Zac entrou pela porta do avião se sentindo mais nervoso do que na primeira vez em que viajou sozinho pela Guarda. Certo que, racionalmente, não tinha mais o que temer. A pior parte, que era passar por toda aquela fiscalização e burocracia do aeroporto, já tinha passado. Enganara todos no caminho até ali com documentos falsos que Estela conseguiu ninguém sabe onde.

Agora sobrava relaxar e curtir a viagem, no entanto, não era algo que parecia possível.

Sentou-se em sua poltrona reservada, a do meio, e na poltrona ao lado, a da janela, já estava a passageira que o acompanharia por toda a viagem, sentada na maior tranquilidade do mundo, com fones de ouvido e digitando no celular como se não estivesse em uma imensa máquina que desafiava as leis da gravidade, pelo menos, pelo ponto de vista de Zac.

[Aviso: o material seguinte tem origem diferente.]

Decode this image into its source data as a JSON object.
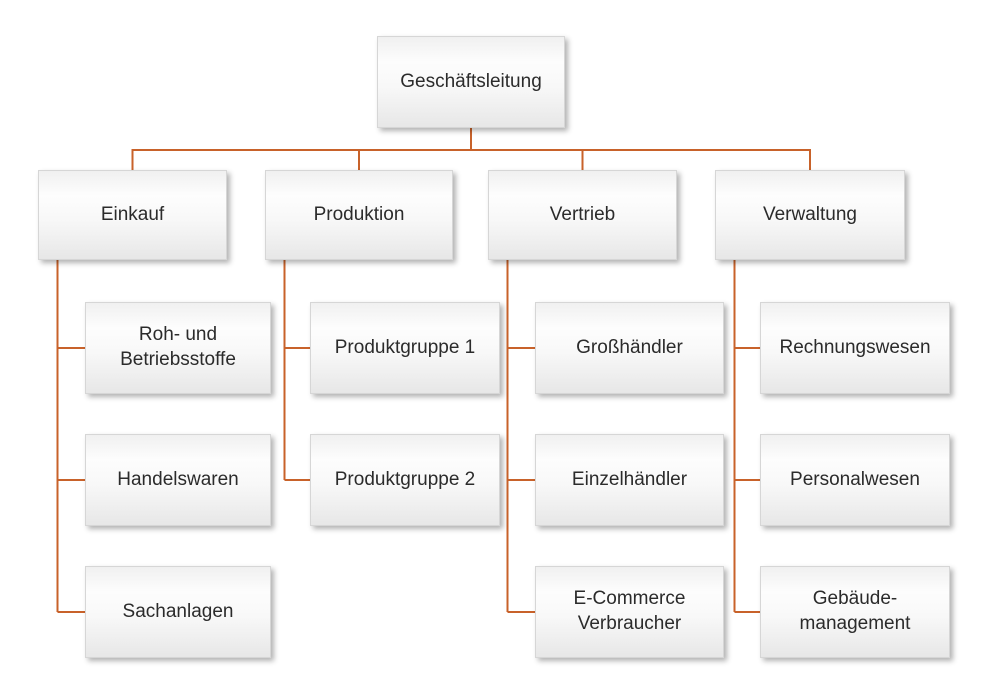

Ele começou a apertar os dedos sem parar, e não parava de tremer a perna de pura ansiedade. Suas mãos geladas não era consequência do frio, e sim do terror de voar pela primeira vez em um avião.

— Ei, cara, você tá legal? — perguntou a garota da poltrona ao lado, depois de tirar os fones de ouvido e começar a enrola-los nos dedos.

Zac assentiu, imaginando se estaria tão evidente o seu desconforto em estar ali.

— Primeira vez? — ela perguntou, e ele voltou a assentir. — Relaxa, cara, é tranquilo. Eu sou Amanda, qual seu nome?

— Isac Miller — ele respondeu —, mas geralmente as pessoas me chamam só de Zac.

— Zac — ela repetiu. — Apelido legal, bastante comum em caras chamados "Zacharias", mas chamar "Isac" de "Zac" parece um exagerado nível de preguiça. Quase não tem diferença na pronúncia!

Ele riu do comentário, considerando que já havia refletido diversas vezes antes sobre o assunto, mesmo que não fosse um tópico de extrema importância.

— Eu nem sei quando foi que começaram a me chamar assim — ele disse. — Desde sempre, eu acho. Tanto que já sou totalmente acostumado.

— Tudo bem, Zac, olha, só fica tranquilo, é sério, a viagem é de boa — Amanda disse e se recostou tranquilamente em seu acento, estado de espírito completamente diferente do dele, por mais que ela tenha tentado tranquiliza-lo.